Ouve-se uma voz nostálgica e as luzes do palco acendem-se. Miguel e Aldara aparecem, vestidos de preto. Em silêncio, montam o cenário. Estendem vários lençóis no chão, colocam uma mesa de três pernas no centro e penduram ilustrações no “estendal da memória”. A atenção do público está captada e mantém-se durante a próxima hora e meia.

Aldara, coreógrafa e bailarina, e Miguel, pintor e mediador cultural, dispuseram-se a explorar as memórias dos anos 70. Partindo de lembranças pessoais, aperceberam-se que estas eram também recordações coletivas, pertencentes ao ambiente político, social, económico e cultural da época. Confrontando o quotidiano lisboeta, onde Horta cresceu, com o de Luanda, cidade de Aldara, os artistas procuraram encontrar pontos comuns e dissidentes.

No processo, adotaram diversos “despertadores de memória”: cheiros, palavras, sons e canções, sabores e detalhes da vida familiar. São ambos, no fundo, contadores de histórias e aventuras, durante todo o espetáculo, em volta de notas de papel – os Baleizões.

Recebidos com sorrisos pelo público, e através de desenhos, movimentos corporais, fotografias e opiniões, os artistas relembraram momentos e brincadeiras. Os berlindes. “As pombinhas da Catrina”. As fogueiras na praia. O uso dos primeiros rolos da Kodak. O ato de dobrar os lençóis e dizer “agora vem ter comigo”. O talento do José Pedro dos Xutos & Pontapés. A pesca de “peixes que ficam a nadar para sempre na memória”. Os Domingos. Os beijinhos da mãe.

No entanto, também foram abordadas a censura e a PIDE, a Guerra Colonial e a escravatura, com um misto de saudade e vergonha desse período da História, visto agora de uma perspetiva diferente.

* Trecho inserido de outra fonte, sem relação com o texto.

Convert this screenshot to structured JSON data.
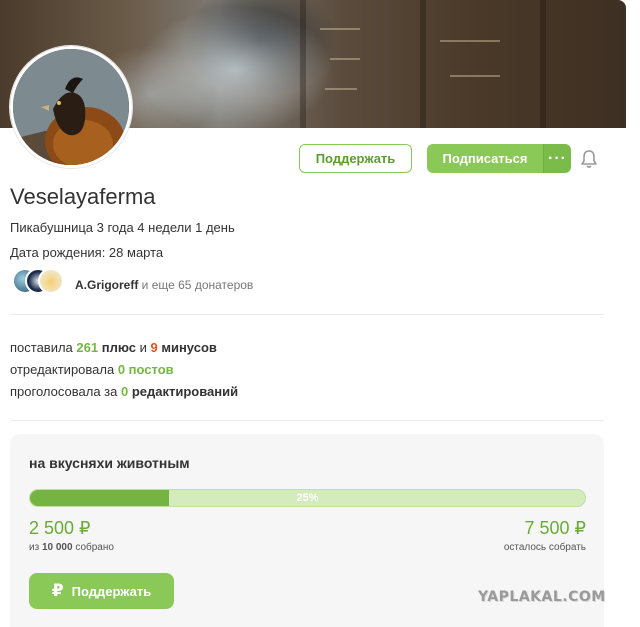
{
  "profile": {
    "username": "Veselayaferma",
    "tenure": "Пикабушница 3 года 4 недели 1 день",
    "birthday": "Дата рождения: 28 марта",
    "donors_name": "A.Grigoreff",
    "donors_rest": " и еще 65 донатеров"
  },
  "actions": {
    "support_label": "Поддержать",
    "subscribe_label": "Подписаться",
    "more_label": "···"
  },
  "stats": {
    "line1_prefix": "поставила ",
    "pluses": "261",
    "line1_mid": " плюс",
    "line1_and": " и ",
    "minuses": "9",
    "line1_suffix": " минусов",
    "line2_prefix": "отредактировала ",
    "edited_posts": "0",
    "line2_suffix": " постов",
    "line3_prefix": "проголосовала за ",
    "voted_edits": "0",
    "line3_suffix": " редактирований"
  },
  "fundraiser": {
    "title": "на вкусняхи животным",
    "progress_percent": 25,
    "progress_label": "25%",
    "collected": "2 500 ₽",
    "collected_sub_prefix": "из ",
    "goal": "10 000",
    "collected_sub_suffix": " собрано",
    "remaining": "7 500 ₽",
    "remaining_sub": "осталось собрать",
    "donate_label": "Поддержать"
  },
  "watermark": "YAPLAKAL.COM",
  "colors": {
    "accent_green": "#8ac858",
    "text_green": "#76b544",
    "minus_red": "#e2521d"
  }
}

Miguel e Aldara chegaram à conclusão que “a memória prega partidas”. As recordações nunca poderão ser propriedade pessoal, são apenas uma versão da história vivida. A memória deturpa a perceção do tamanho e da distância, do tempo, do medo e da coragem. E, afinal, não pode ser comprada nem com todos os Baleizões da História.